Esteva and colleagues then presented a set of previously unseen digital images of skin lesions to the trained computer and to 21 doctors, and queried whether the lesion in an image needed further medical attention. The diagnosis of these test images had been verified by biopsy testing. The computer diagnosed the images with a level of accuracy that was similar to or better than the dermatologists' diagnoses (Fig. 1). (This contest between human and machine brings to mind the defeat of chess world champion Garry Kasparov by the Deep Blue computer in 1997.) Esteva et al. did not test whether the doctors' diagnostic abilities varied depending on whether they assessed a lesion using a digital image or through a physical inspection.
The test images used were examples of two categories of benign and malignant lesions. One category was melanocytic lesions (derived from pigmented skin cells known as melanocytes), including moles and melanoma. The other category was predominantly keratinocytic lesions (derived from skin cells called keratinocytes), such as benign seborrhoeic keratosis and non-melanocytic carcinomas. However, some thorny issues that can plague dermatologists remain to be addressed when assessing the computer's diagnostic abilities. For example, the authors did not report investigating whether the computer could distinguish between similar-looking diseases such as melanoma and benign seborrhoeic keratosis. And how accurately might the computer perform in distinguishing between an amelanocytic (non-pigmented) melanoma and a malignant carcinoma?
The training set of images used by Esteva et al. was about 100 times larger than any reported previously6 for such approaches, and this might explain the machine's success. There could be room for improvement. As more data are added to such a system, the machine learns as its mistakes are corrected and its performance subsequently improves. Esteva and colleagues' work represents a first point along a line of improvement, not a peak. The authors used a model algorithm called Inception v3, and new programs and algorithms are now available that offer improved training time and accuracy.

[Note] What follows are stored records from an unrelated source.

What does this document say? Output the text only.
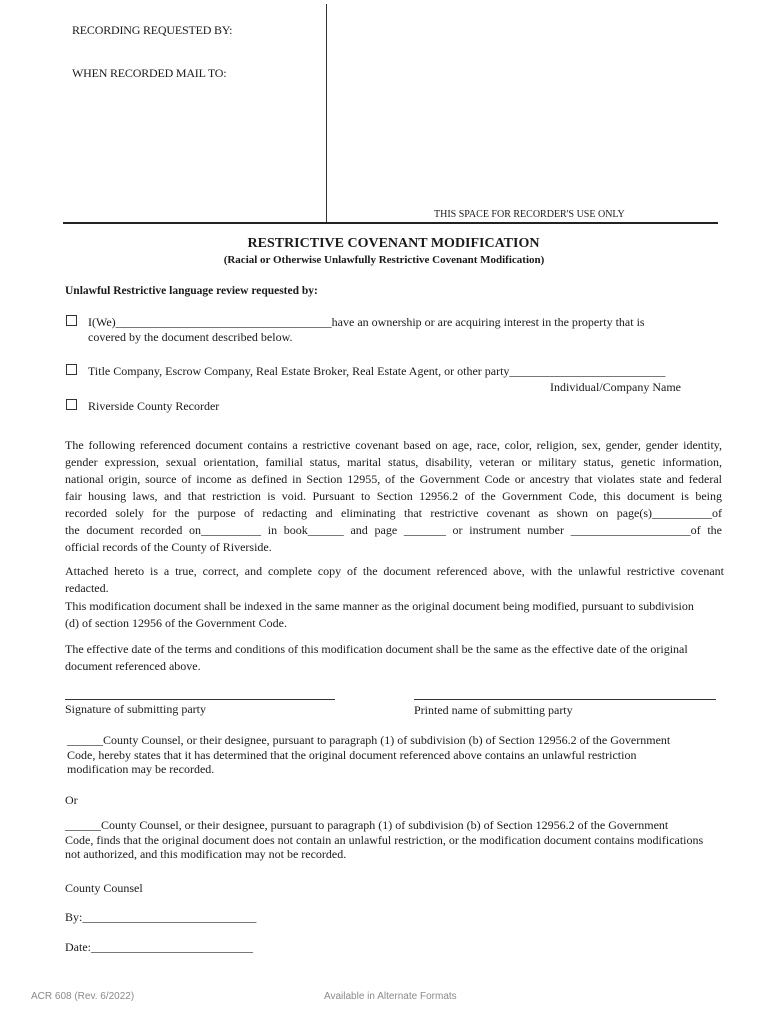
RECORDING REQUESTED BY:
WHEN RECORDED MAIL TO:
THIS SPACE FOR RECORDER'S USE ONLY
RESTRICTIVE COVENANT MODIFICATION
(Racial or Otherwise Unlawfully Restrictive Covenant Modification)
Unlawful Restrictive language review requested by:
I(We)____________________________________have an ownership or are acquiring interest in the property that is
covered by the document described below.
Title Company, Escrow Company, Real Estate Broker, Real Estate Agent, or other party__________________________
Individual/Company Name
Riverside County Recorder
The following referenced document contains a restrictive covenant based on age, race, color, religion, sex, gender, gender identity,
gender expression, sexual orientation, familial status, marital status, disability, veteran or military status, genetic information,
national origin, source of income as defined in Section 12955, of the Government Code or ancestry that violates state and federal
fair housing laws, and that restriction is void. Pursuant to Section 12956.2 of the Government Code, this document is being
recorded solely for the purpose of redacting and eliminating that restrictive covenant as shown on page(s)__________of
the document recorded on__________ in book______ and page _______ or instrument number ____________________of the
official records of the County of Riverside.
Attached hereto is a true, correct, and complete copy of the document referenced above, with the unlawful restrictive covenant
redacted.
This modification document shall be indexed in the same manner as the original document being modified, pursuant to subdivision
(d) of section 12956 of the Government Code.
The effective date of the terms and conditions of this modification document shall be the same as the effective date of the original
document referenced above.
Signature of submitting party	Printed name of submitting party
______County Counsel, or their designee, pursuant to paragraph (1) of subdivision (b) of Section 12956.2 of the Government
Code, hereby states that it has determined that the original document referenced above contains an unlawful restriction
modification may be recorded.
Or
______County Counsel, or their designee, pursuant to paragraph (1) of subdivision (b) of Section 12956.2 of the Government
Code, finds that the original document does not contain an unlawful restriction, or the modification document contains modifications
not authorized, and this modification may not be recorded.
County Counsel
By:_____________________________
Date:___________________________
ACR 608 (Rev. 6/2022)	Available in Alternate Formats
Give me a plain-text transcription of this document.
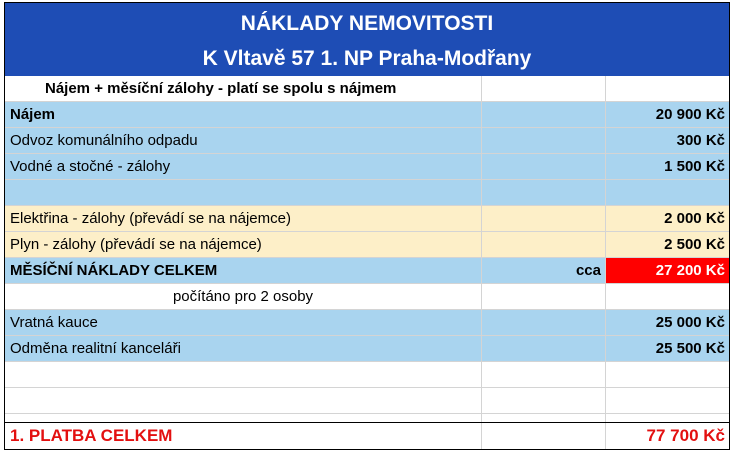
NÁKLADY NEMOVITOSTI
K Vltavě 57 1. NP Praha-Modřany
Nájem + měsíční zálohy - platí se spolu s nájmem
Nájem	20 900 Kč
Odvoz komunálního odpadu	300 Kč
Vodné a stočné - zálohy	1 500 Kč
Elektřina - zálohy (převádí se na nájemce)	2 000 Kč
Plyn - zálohy (převádí se na nájemce)	2 500 Kč
MĚSÍČNÍ NÁKLADY CELKEM	cca	27 200 Kč
počítáno pro 2 osoby
Vratná kauce	25 000 Kč
Odměna realitní kanceláři	25 500 Kč
1. PLATBA CELKEM	77 700 Kč
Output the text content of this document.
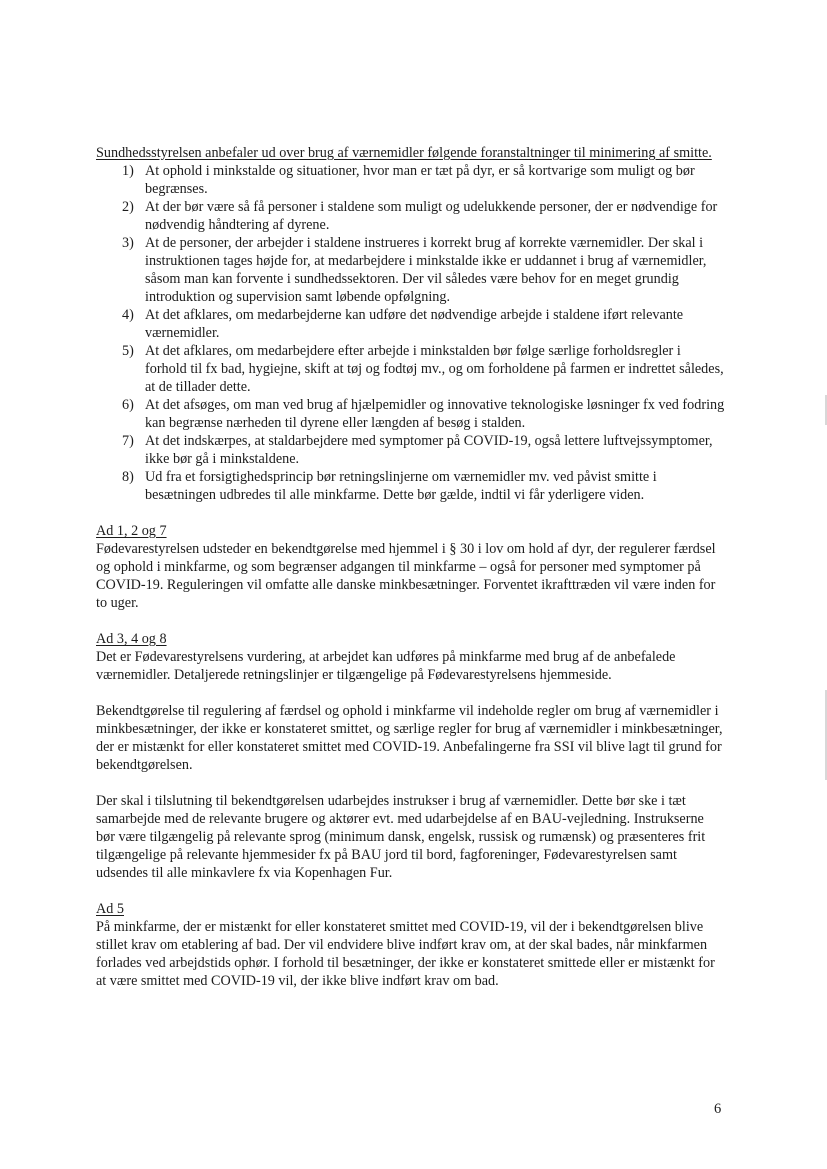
Sundhedsstyrelsen anbefaler ud over brug af værnemidler følgende foranstaltninger til minimering af smitte.

1) At ophold i minkstalde og situationer, hvor man er tæt på dyr, er så kortvarige som muligt og bør begrænses.
2) At der bør være så få personer i staldene som muligt og udelukkende personer, der er nødvendige for nødvendig håndtering af dyrene.
3) At de personer, der arbejder i staldene instrueres i korrekt brug af korrekte værnemidler. Der skal i instruktionen tages højde for, at medarbejdere i minkstalde ikke er uddannet i brug af værnemidler, såsom man kan forvente i sundhedssektoren. Der vil således være behov for en meget grundig introduktion og supervision samt løbende opfølgning.
4) At det afklares, om medarbejderne kan udføre det nødvendige arbejde i staldene iført relevante værnemidler.
5) At det afklares, om medarbejdere efter arbejde i minkstalden bør følge særlige forholdsregler i forhold til fx bad, hygiejne, skift at tøj og fodtøj mv., og om forholdene på farmen er indrettet således, at de tillader dette.
6) At det afsøges, om man ved brug af hjælpemidler og innovative teknologiske løsninger fx ved fodring kan begrænse nærheden til dyrene eller længden af besøg i stalden.
7) At det indskærpes, at staldarbejdere med symptomer på COVID-19, også lettere luftvejssymptomer, ikke bør gå i minkstaldene.
8) Ud fra et forsigtighedsprincip bør retningslinjerne om værnemidler mv. ved påvist smitte i besætningen udbredes til alle minkfarme. Dette bør gælde, indtil vi får yderligere viden.

Ad 1, 2 og 7

Fødevarestyrelsen udsteder en bekendtgørelse med hjemmel i § 30 i lov om hold af dyr, der regulerer færdsel og ophold i minkfarme, og som begrænser adgangen til minkfarme – også for personer med symptomer på COVID-19. Reguleringen vil omfatte alle danske minkbesætninger. Forventet ikrafttræden vil være inden for to uger.

Ad 3, 4 og 8

Det er Fødevarestyrelsens vurdering, at arbejdet kan udføres på minkfarme med brug af de anbefalede værnemidler. Detaljerede retningslinjer er tilgængelige på Fødevarestyrelsens hjemmeside.

Bekendtgørelse til regulering af færdsel og ophold i minkfarme vil indeholde regler om brug af værnemidler i minkbesætninger, der ikke er konstateret smittet, og særlige regler for brug af værnemidler i minkbesætninger, der er mistænkt for eller konstateret smittet med COVID-19. Anbefalingerne fra SSI vil blive lagt til grund for bekendtgørelsen.

Der skal i tilslutning til bekendtgørelsen udarbejdes instrukser i brug af værnemidler. Dette bør ske i tæt samarbejde med de relevante brugere og aktører evt. med udarbejdelse af en BAU-vejledning. Instrukserne bør være tilgængelig på relevante sprog (minimum dansk, engelsk, russisk og rumænsk) og præsenteres frit tilgængelige på relevante hjemmesider fx på BAU jord til bord, fagforeninger, Fødevarestyrelsen samt udsendes til alle minkavlere fx via Kopenhagen Fur.

Ad 5

På minkfarme, der er mistænkt for eller konstateret smittet med COVID-19, vil der i bekendtgørelsen blive stillet krav om etablering af bad. Der vil endvidere blive indført krav om, at der skal bades, når minkfarmen forlades ved arbejdstids ophør. I forhold til besætninger, der ikke er konstateret smittede eller er mistænkt for at være smittet med COVID-19 vil, der ikke blive indført krav om bad.

6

However, an algorithm is only as accurate as its reference information. If the machine diagnoses a lesion as malignant but the biopsy-confirmed classification of the lesion by a pathologist was non-malignant, this would be an 'incorrect' machine diagnosis. But what about cases in which the machine rather than the pathologist is correct? The relative diagnostic accuracies of the machine and the human could be tested by tracking how diagnosed lesions progressed over time.

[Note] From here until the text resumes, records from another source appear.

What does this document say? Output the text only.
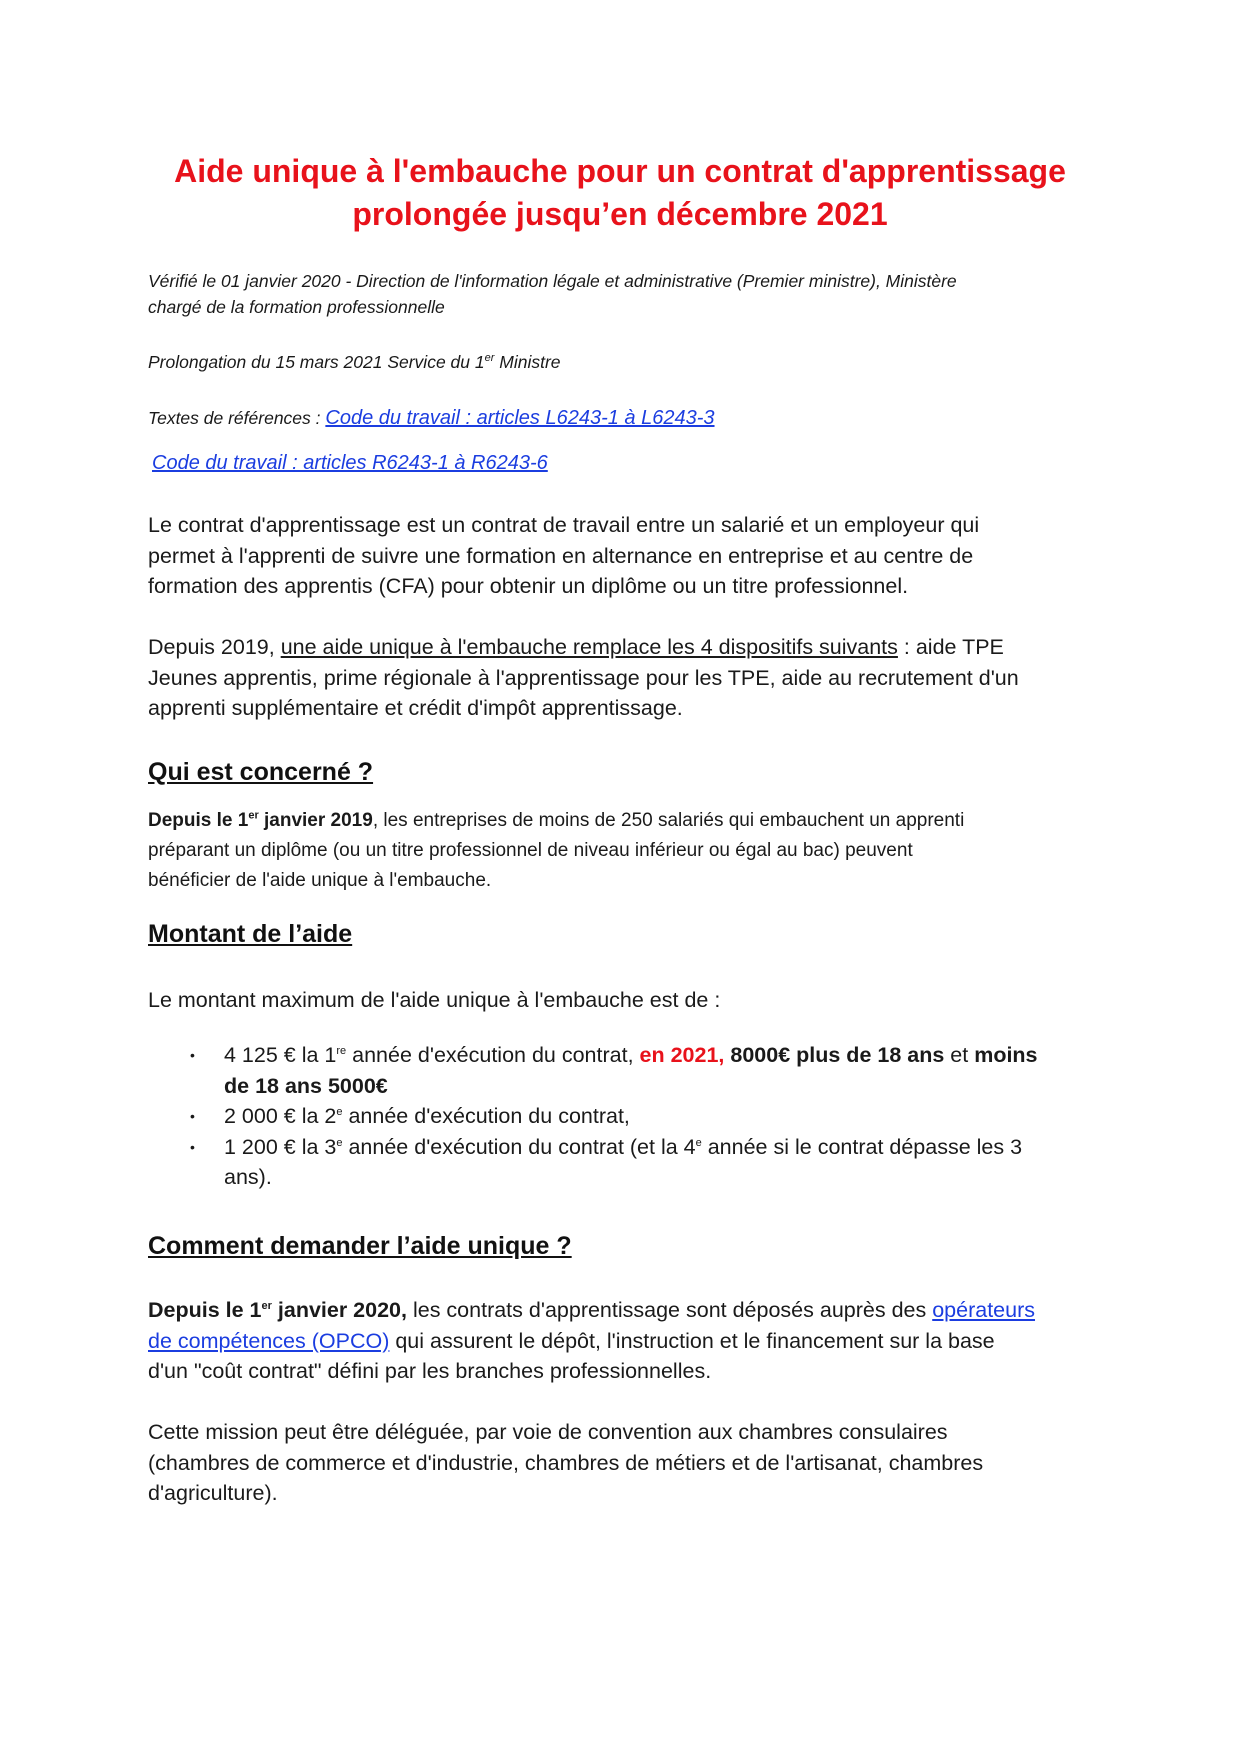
Aide unique à l'embauche pour un contrat d'apprentissage
prolongée jusqu’en décembre 2021
Vérifié le 01 janvier 2020 - Direction de l'information légale et administrative (Premier ministre), Ministère
chargé de la formation professionnelle
Prolongation du 15 mars 2021 Service du 1er Ministre
Textes de références : Code du travail : articles L6243-1 à L6243-3
Code du travail : articles R6243-1 à R6243-6
Le contrat d'apprentissage est un contrat de travail entre un salarié et un employeur qui
permet à l'apprenti de suivre une formation en alternance en entreprise et au centre de
formation des apprentis (CFA) pour obtenir un diplôme ou un titre professionnel.
Depuis 2019, une aide unique à l'embauche remplace les 4 dispositifs suivants : aide TPE
Jeunes apprentis, prime régionale à l'apprentissage pour les TPE, aide au recrutement d'un
apprenti supplémentaire et crédit d'impôt apprentissage.
Qui est concerné ?
Depuis le 1er janvier 2019, les entreprises de moins de 250 salariés qui embauchent un apprenti
préparant un diplôme (ou un titre professionnel de niveau inférieur ou égal au bac) peuvent
bénéficier de l'aide unique à l'embauche.
Montant de l’aide
Le montant maximum de l'aide unique à l'embauche est de :
• 4 125 € la 1re année d'exécution du contrat, en 2021, 8000€ plus de 18 ans et moins
de 18 ans 5000€
• 2 000 € la 2e année d'exécution du contrat,
• 1 200 € la 3e année d'exécution du contrat (et la 4e année si le contrat dépasse les 3
ans).
Comment demander l’aide unique ?
Depuis le 1er janvier 2020, les contrats d'apprentissage sont déposés auprès des opérateurs
de compétences (OPCO) qui assurent le dépôt, l'instruction et le financement sur la base
d'un "coût contrat" défini par les branches professionnelles.
Cette mission peut être déléguée, par voie de convention aux chambres consulaires
(chambres de commerce et d'industrie, chambres de métiers et de l'artisanat, chambres
d'agriculture).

An obvious potential societal benefit of artificial intelligence in diagnostic technology would be improved access to high-quality health care. A smartphone app involving this technology might enable effective, easy and low-cost medical assessments of more individuals than is possible with existing medical-care systems. Using skin-cancer detection as a proof-of-principle, other medical fields that rely on doctors for image-based cancer diagnoses, such as radiology, could also be transformed.
However, diagnostics driven by artificial intelligence might have unintended adverse consequences. Would medical staff become mere technicians responding to a machine's diagnostic decisions, perhaps with the power occasionally to override the computer? And if medical examinations begin to rely on patient self-identification of suspicious lesions, would individuals at high-risk of skin cancer be more likely to opt out of regular full skin screening in a doctor's surgery that could save their lives?

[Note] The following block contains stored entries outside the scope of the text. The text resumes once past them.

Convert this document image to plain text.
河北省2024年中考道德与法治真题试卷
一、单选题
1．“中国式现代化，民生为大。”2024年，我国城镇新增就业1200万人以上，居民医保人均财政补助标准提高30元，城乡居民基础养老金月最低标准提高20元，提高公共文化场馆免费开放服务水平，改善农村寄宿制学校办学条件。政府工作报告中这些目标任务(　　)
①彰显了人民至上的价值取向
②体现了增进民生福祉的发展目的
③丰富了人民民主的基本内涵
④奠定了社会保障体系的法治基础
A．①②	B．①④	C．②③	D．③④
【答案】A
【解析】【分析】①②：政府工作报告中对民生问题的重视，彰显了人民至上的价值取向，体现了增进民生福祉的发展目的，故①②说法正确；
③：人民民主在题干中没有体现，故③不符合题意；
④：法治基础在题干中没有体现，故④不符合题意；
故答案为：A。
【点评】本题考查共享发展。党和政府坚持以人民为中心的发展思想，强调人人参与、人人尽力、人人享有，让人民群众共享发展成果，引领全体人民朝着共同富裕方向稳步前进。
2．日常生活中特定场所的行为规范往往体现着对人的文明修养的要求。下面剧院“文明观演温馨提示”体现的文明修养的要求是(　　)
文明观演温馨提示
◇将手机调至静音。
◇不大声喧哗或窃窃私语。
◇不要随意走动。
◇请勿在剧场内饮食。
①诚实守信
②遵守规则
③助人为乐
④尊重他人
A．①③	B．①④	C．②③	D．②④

Accurately and effortlessly diagnosing cancer during the early disease stages, when the chances of a cure are optimal, has long seemed a possibility closer to the world of science fiction than to reality. Yet perhaps it won't be too long before there is a real smartphone equivalent of the Star Trek tricorder. We should be prepared, and perhaps steel ourselves, to boldly take this technology to a place where no technology has gone before.